Zwischendurch besaßen aber auch die reinen Stimmen der Martinskantorei die volle Aufmerksamkeit, ob im "Cantate Domino" von Bruno Vlahek – wie Rehfeldt Jahrgang 1986 – oder den Psalmen, welche die Schola Cantorum unter der Leitung von Ute Leins vortrug: "Herr, mein Gott, ich traue auf dich" und "Ich will deinen Namen kundtun meinen Brüdern".
Die Gäste, die entweder von den Emporen aus den Blick auf Orgel und Chor ruhen ließen oder sich unten in der Kirche der Akustik hingaben, erhoben sich am Ende zu lang anhaltendem Applaus, der die Begeisterung für das erfrischende Experiment widerspiegelte. "So etwas hat die Martinskirche noch nie gehört", kommentierte Zuhörer Walter Schwarz. Für den Chor, dessen Offenheit für Neues den Martinskantor stolz mache, sei es eine tolle Erfahrung gewesen. Mathias Rehfeldt war angetan von der Zusammenarbeit, die im Grunde erst bei der Probe am Vorabend eine gewesen war und rasche Abstimmung erforderte.

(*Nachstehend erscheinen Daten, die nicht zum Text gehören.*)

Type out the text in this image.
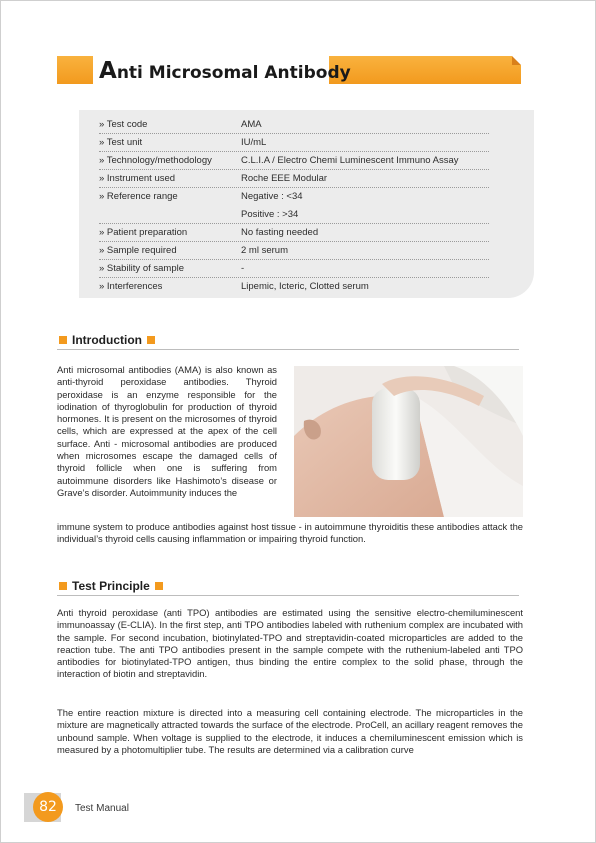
Anti Microsomal Antibody
» Test code	AMA
» Test unit	IU/mL
» Technology/methodology	C.L.I.A / Electro Chemi Luminescent Immuno Assay
» Instrument used	Roche EEE Modular
» Reference range	Negative : <34
Positive : >34
» Patient preparation	No fasting needed
» Sample required	2 ml serum
» Stability of sample	-
» Interferences	Lipemic, Icteric, Clotted serum
Introduction
Anti microsomal antibodies (AMA) is also known as anti-thyroid peroxidase antibodies. Thyroid peroxidase is an enzyme responsible for the iodination of thyroglobulin for production of thyroid hormones. It is present on the microsomes of thyroid cells, which are expressed at the apex of the cell surface. Anti - microsomal antibodies are produced when microsomes escape the damaged cells of thyroid follicle when one is suffering from autoimmune disorders like Hashimoto’s disease or Grave’s disorder. Autoimmunity induces the
immune system to produce antibodies against host tissue - in autoimmune thyroiditis these antibodies attack the individual’s thyroid cells causing inflammation or impairing thyroid function.
Test Principle
Anti thyroid peroxidase (anti TPO) antibodies are estimated using the sensitive electro-chemiluminescent immunoassay (E-CLIA). In the first step, anti TPO antibodies labeled with ruthenium complex are incubated with the sample. For second incubation, biotinylated-TPO and streptavidin-coated microparticles are added to the reaction tube. The anti TPO antibodies present in the sample compete with the ruthenium-labeled anti TPO antibodies for biotinylated-TPO antigen, thus binding the entire complex to the solid phase, through the interaction of biotin and streptavidin.
The entire reaction mixture is directed into a measuring cell containing electrode. The microparticles in the mixture are magnetically attracted towards the surface of the electrode. ProCell, an acillary reagent removes the unbound sample. When voltage is supplied to the electrode, it induces a chemiluminescent emission which is measured by a photomultiplier tube. The results are determined via a calibration curve
82	Test Manual
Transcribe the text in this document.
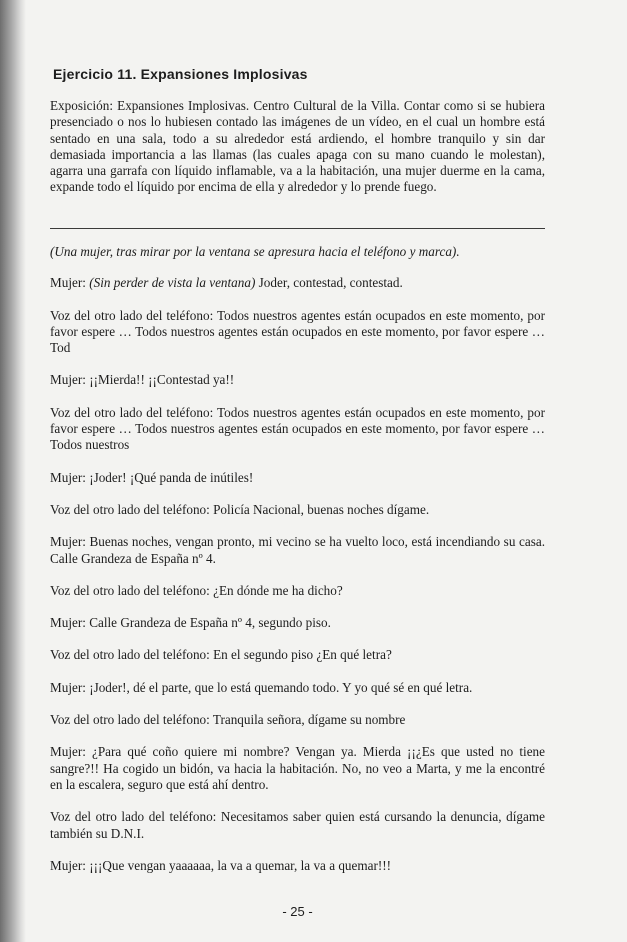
Ejercicio 11. Expansiones Implosivas

Exposición: Expansiones Implosivas. Centro Cultural de la Villa. Contar como si se hubiera presenciado o nos lo hubiesen contado las imágenes de un vídeo, en el cual un hombre está sentado en una sala, todo a su alrededor está ardiendo, el hombre tranquilo y sin dar demasiada importancia a las llamas (las cuales apaga con su mano cuando le molestan), agarra una garrafa con líquido inflamable, va a la habitación, una mujer duerme en la cama, expande todo el líquido por encima de ella y alrededor y lo prende fuego.

(Una mujer, tras mirar por la ventana se apresura hacia el teléfono y marca).

Mujer: (Sin perder de vista la ventana) Joder, contestad, contestad.

Voz del otro lado del teléfono: Todos nuestros agentes están ocupados en este momento, por favor espere … Todos nuestros agentes están ocupados en este momento, por favor espere … Tod

Mujer: ¡¡Mierda!! ¡¡Contestad ya!!

Voz del otro lado del teléfono: Todos nuestros agentes están ocupados en este momento, por favor espere … Todos nuestros agentes están ocupados en este momento, por favor espere … Todos nuestros

Mujer: ¡Joder! ¡Qué panda de inútiles!

Voz del otro lado del teléfono: Policía Nacional, buenas noches dígame.

Mujer: Buenas noches, vengan pronto, mi vecino se ha vuelto loco, está incendiando su casa. Calle Grandeza de España nº 4.

Voz del otro lado del teléfono: ¿En dónde me ha dicho?

Mujer: Calle Grandeza de España nº 4, segundo piso.

Voz del otro lado del teléfono: En el segundo piso ¿En qué letra?

Mujer: ¡Joder!, dé el parte, que lo está quemando todo. Y yo qué sé en qué letra.

Voz del otro lado del teléfono: Tranquila señora, dígame su nombre

Mujer: ¿Para qué coño quiere mi nombre? Vengan ya. Mierda ¡¡¿Es que usted no tiene sangre?!! Ha cogido un bidón, va hacia la habitación. No, no veo a Marta, y me la encontré en la escalera, seguro que está ahí dentro.

Voz del otro lado del teléfono: Necesitamos saber quien está cursando la denuncia, dígame también su D.N.I.

Mujer: ¡¡¡Que vengan yaaaaaa, la va a quemar, la va a quemar!!!

- 25 -
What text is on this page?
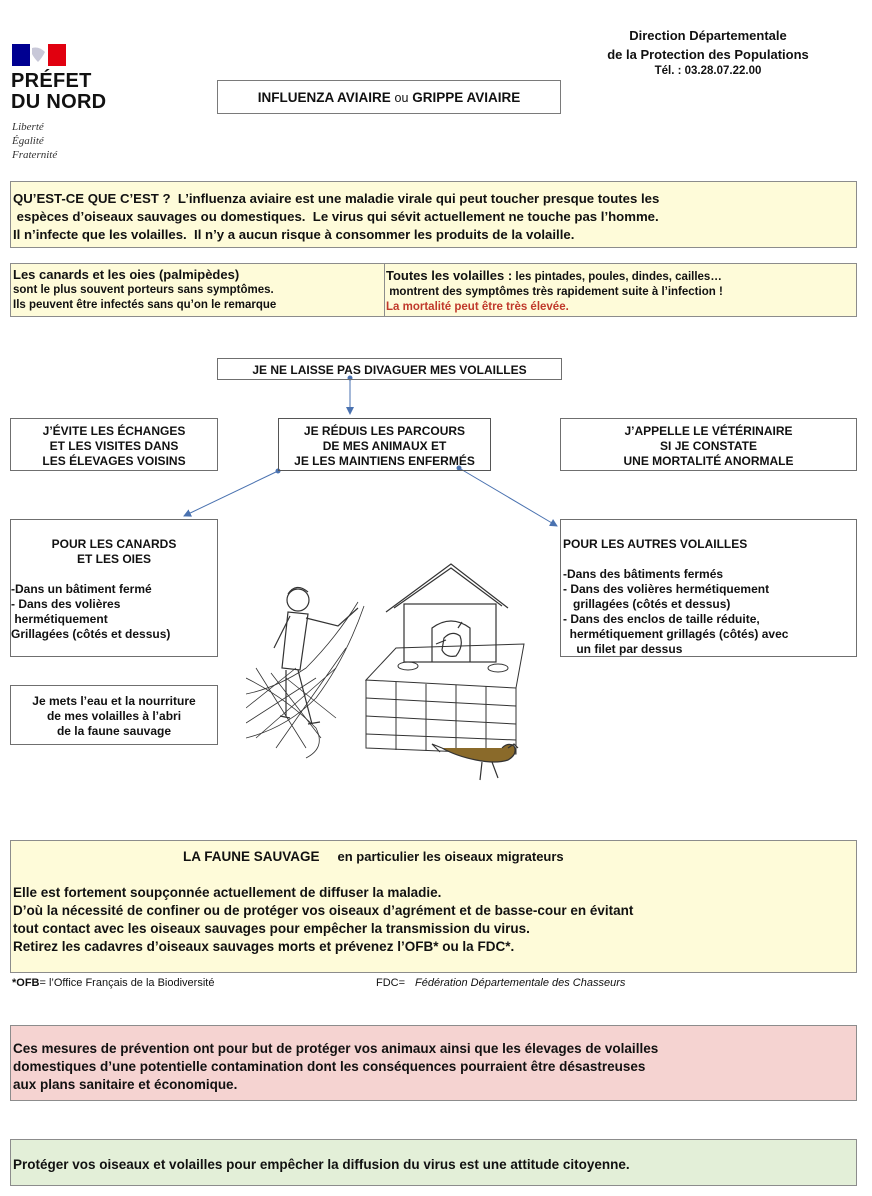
PRÉFET
DU NORD
Liberté
Égalité
Fraternité
Direction Départementale
de la Protection des Populations
Tél. : 03.28.07.22.00
INFLUENZA AVIAIRE ou GRIPPE AVIAIRE
QU’EST-CE QUE C’EST ?  L’influenza aviaire est une maladie virale qui peut toucher presque toutes les
espèces d’oiseaux sauvages ou domestiques.  Le virus qui sévit actuellement ne touche pas l’homme.
Il n’infecte que les volailles.  Il n’y a aucun risque à consommer les produits de la volaille.
Les canards et les oies (palmipèdes)
sont le plus souvent porteurs sans symptômes.
Ils peuvent être infectés sans qu’on le remarque
Toutes les volailles : les pintades, poules, dindes, cailles…
montrent des symptômes très rapidement suite à l’infection !
La mortalité peut être très élevée.
JE NE LAISSE PAS DIVAGUER MES VOLAILLES
J’ÉVITE LES ÉCHANGES
ET LES VISITES DANS
LES ÉLEVAGES VOISINS
JE RÉDUIS LES PARCOURS
DE MES ANIMAUX ET
JE LES MAINTIENS ENFERMÉS
J’APPELLE LE VÉTÉRINAIRE
SI JE CONSTATE
UNE MORTALITÉ ANORMALE
POUR LES CANARDS
ET LES OIES

-Dans un bâtiment fermé
- Dans des volières
hermétiquement
Grillagées (côtés et dessus)
POUR LES AUTRES VOLAILLES

-Dans des bâtiments fermés
- Dans des volières hermétiquement
grillagées (côtés et dessus)
- Dans des enclos de taille réduite,
hermétiquement grillagés (côtés) avec
un filet par dessus
Je mets l’eau et la nourriture
de mes volailles à l’abri
de la faune sauvage
LA FAUNE SAUVAGE en particulier les oiseaux migrateurs

Elle est fortement soupçonnée actuellement de diffuser la maladie.
D’où la nécessité de confiner ou de protéger vos oiseaux d’agrément et de basse-cour en évitant
tout contact avec les oiseaux sauvages pour empêcher la transmission du virus.
Retirez les cadavres d’oiseaux sauvages morts et prévenez l’OFB* ou la FDC*.
*OFB= l’Office Français de la Biodiversité	FDC= Fédération Départementale des Chasseurs
Ces mesures de prévention ont pour but de protéger vos animaux ainsi que les élevages de volailles
domestiques d’une potentielle contamination dont les conséquences pourraient être désastreuses
aux plans sanitaire et économique.
Protéger vos oiseaux et volailles pour empêcher la diffusion du virus est une attitude citoyenne.
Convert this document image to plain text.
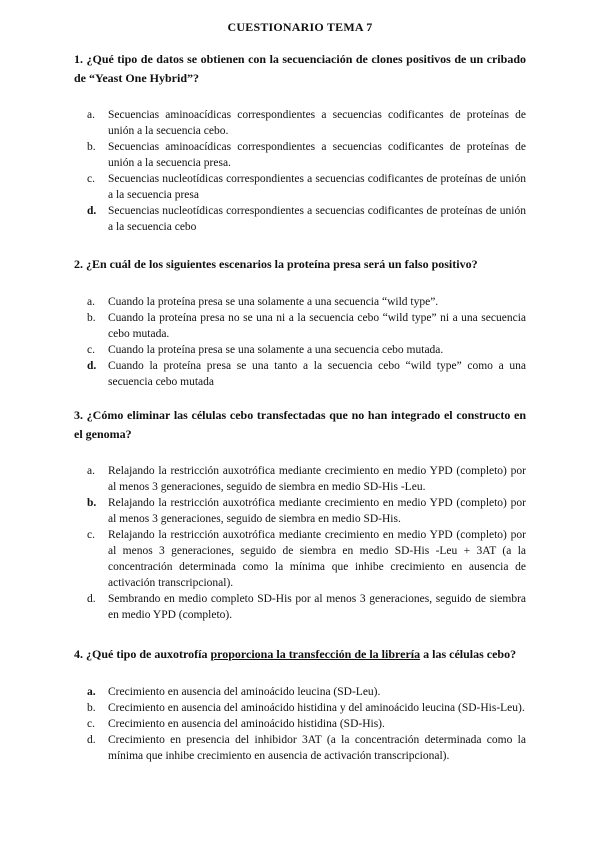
CUESTIONARIO TEMA 7
1. ¿Qué tipo de datos se obtienen con la secuenciación de clones positivos de un cribado de “Yeast One Hybrid”?
a.	Secuencias aminoacídicas correspondientes a secuencias codificantes de proteínas de unión a la secuencia cebo.
b.	Secuencias aminoacídicas correspondientes a secuencias codificantes de proteínas de unión a la secuencia presa.
c.	Secuencias nucleotídicas correspondientes a secuencias codificantes de proteínas de unión a la secuencia presa
d.	Secuencias nucleotídicas correspondientes a secuencias codificantes de proteínas de unión a la secuencia cebo
2. ¿En cuál de los siguientes escenarios la proteína presa será un falso positivo?
a.	Cuando la proteína presa se una solamente a una secuencia “wild type”.
b.	Cuando la proteína presa no se una ni a la secuencia cebo “wild type” ni a una secuencia cebo mutada.
c.	Cuando la proteína presa se una solamente a una secuencia cebo mutada.
d.	Cuando la proteína presa se una tanto a la secuencia cebo “wild type” como a una secuencia cebo mutada
3. ¿Cómo eliminar las células cebo transfectadas que no han integrado el constructo en el genoma?
a.	Relajando la restricción auxotrófica mediante crecimiento en medio YPD (completo) por al menos 3 generaciones, seguido de siembra en medio SD-His -Leu.
b.	Relajando la restricción auxotrófica mediante crecimiento en medio YPD (completo) por al menos 3 generaciones, seguido de siembra en medio SD-His.
c.	Relajando la restricción auxotrófica mediante crecimiento en medio YPD (completo) por al menos 3 generaciones, seguido de siembra en medio SD-His -Leu + 3AT (a la concentración determinada como la mínima que inhibe crecimiento en ausencia de activación transcripcional).
d.	Sembrando en medio completo SD-His por al menos 3 generaciones, seguido de siembra en medio YPD (completo).
4. ¿Qué tipo de auxotrofía proporciona la transfección de la librería a las células cebo?
a.	Crecimiento en ausencia del aminoácido leucina (SD-Leu).
b.	Crecimiento en ausencia del aminoácido histidina y del aminoácido leucina (SD-His-Leu).
c.	Crecimiento en ausencia del aminoácido histidina (SD-His).
d.	Crecimiento en presencia del inhibidor 3AT (a la concentración determinada como la mínima que inhibe crecimiento en ausencia de activación transcripcional).
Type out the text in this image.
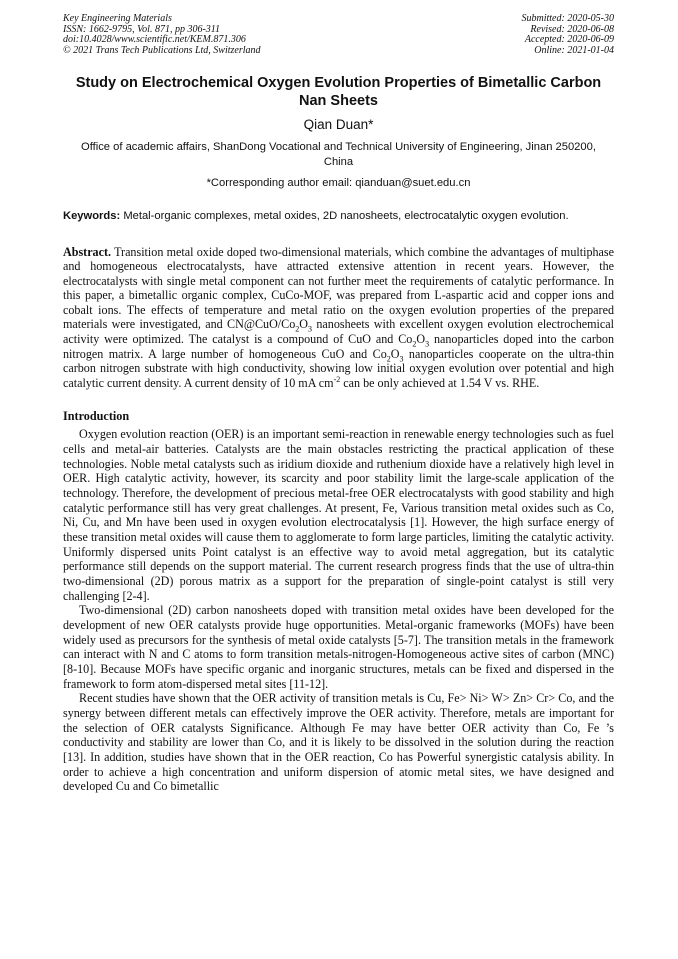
Key Engineering Materials
ISSN: 1662-9795, Vol. 871, pp 306-311
doi:10.4028/www.scientific.net/KEM.871.306
© 2021 Trans Tech Publications Ltd, Switzerland
Submitted: 2020-05-30
Revised: 2020-06-08
Accepted: 2020-06-09
Online: 2021-01-04
Study on Electrochemical Oxygen Evolution Properties of Bimetallic Carbon Nan Sheets
Qian Duan*
Office of academic affairs, ShanDong Vocational and Technical University of Engineering, Jinan 250200, China
*Corresponding author email: qianduan@suet.edu.cn
Keywords: Metal-organic complexes, metal oxides, 2D nanosheets, electrocatalytic oxygen evolution.
Abstract. Transition metal oxide doped two-dimensional materials, which combine the advantages of multiphase and homogeneous electrocatalysts, have attracted extensive attention in recent years. However, the electrocatalysts with single metal component can not further meet the requirements of catalytic performance. In this paper, a bimetallic organic complex, CuCo-MOF, was prepared from L-aspartic acid and copper ions and cobalt ions. The effects of temperature and metal ratio on the oxygen evolution properties of the prepared materials were investigated, and $CN@CuO/Co_2O_3$ nanosheets with excellent oxygen evolution electrochemical activity were optimized. The catalyst is a compound of CuO and $Co_2O_3$ nanoparticles doped into the carbon nitrogen matrix. A large number of homogeneous CuO and $Co_2O_3$ nanoparticles cooperate on the ultra-thin carbon nitrogen substrate with high conductivity, showing low initial oxygen evolution over potential and high catalytic current density. A current density of 10 mA $cm^{-2}$ can be only achieved at 1.54 V vs. RHE.
Introduction
Oxygen evolution reaction (OER) is an important semi-reaction in renewable energy technologies such as fuel cells and metal-air batteries. Catalysts are the main obstacles restricting the practical application of these technologies. Noble metal catalysts such as iridium dioxide and ruthenium dioxide have a relatively high level in OER. High catalytic activity, however, its scarcity and poor stability limit the large-scale application of the technology. Therefore, the development of precious metal-free OER electrocatalysts with good stability and high catalytic performance still has very great challenges. At present, Fe, Various transition metal oxides such as Co, Ni, Cu, and Mn have been used in oxygen evolution electrocatalysis [1]. However, the high surface energy of these transition metal oxides will cause them to agglomerate to form large particles, limiting the catalytic activity. Uniformly dispersed units Point catalyst is an effective way to avoid metal aggregation, but its catalytic performance still depends on the support material. The current research progress finds that the use of ultra-thin two-dimensional (2D) porous matrix as a support for the preparation of single-point catalyst is still very challenging [2-4].
Two-dimensional (2D) carbon nanosheets doped with transition metal oxides have been developed for the development of new OER catalysts provide huge opportunities. Metal-organic frameworks (MOFs) have been widely used as precursors for the synthesis of metal oxide catalysts [5-7]. The transition metals in the framework can interact with N and C atoms to form transition metals-nitrogen-Homogeneous active sites of carbon (MNC) [8-10]. Because MOFs have specific organic and inorganic structures, metals can be fixed and dispersed in the framework to form atom-dispersed metal sites [11-12].
Recent studies have shown that the OER activity of transition metals is Cu, Fe> Ni> W> Zn> Cr> Co, and the synergy between different metals can effectively improve the OER activity. Therefore, metals are important for the selection of OER catalysts Significance. Although Fe may have better OER activity than Co, Fe ’s conductivity and stability are lower than Co, and it is likely to be dissolved in the solution during the reaction [13]. In addition, studies have shown that in the OER reaction, Co has Powerful synergistic catalysis ability. In order to achieve a high concentration and uniform dispersion of atomic metal sites, we have designed and developed Cu and Co bimetallic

Dem Konzert war ein Workshop am Vormittag vorausgegangen, bei dem die Besucher eine Stimmbildungseinheit mit Carla Thullner und eine Probe der Martinskantorei nicht nur miterleben, sondern selbst daran teilnehmen und erfahren durften, warum ein gedachtes Theraband und gute Beweglichkeit in den Hüften beim Singen hilfreich sind. Auch für die Sängerinnen und Sänger selbst war neu, was Mathias Rehfeldt im Gespräch mit Steffen Mark Schwarz über seine Komposition verriet: Weil die Grundidee der Orgel einst dieselbe gewesen war wie die des Synthesizers, nämlich andere Instrumente zu imitieren, habe er dessen Weiterentwicklung, die elektronischen Elemente, mit der Orgel zusammengebracht. Der "Sonnengesang" sei seine erste Komposition mit Vokalelementen: "Normalerweise bin ich der einzelne Nerd an der Orgel, aber mit 40 Sängerinnen und Sängern entsteht eine ganz andere Energie", schwärmte er, selbst begeistert von der Umsetzung seines Werks, das mal im Dreier- und mal im Vierer-Takt daherkommt – ein Wechsel, der sich für Rehfeldt "richtig anfühlt", wie er sagt, zumal der Dreier-Takt "etwas Tänzerisches" habe.
Genauigkeit sei angesichts der elektronischen Elemente aus dem Computer oberstes Gebot, auch wenn diese exakte Rhythmus-Vorgabe dem Dirigenten die Spielräume beim Tempo nehme. "Der Dirigent tut ja noch viel mehr als das Tempo vorzugeben", so Rehfeldt. "Und wenn wir diese Klanglandschaften wollen, haben wir gar keine andere Chance, als das mit Elektronik zu machen."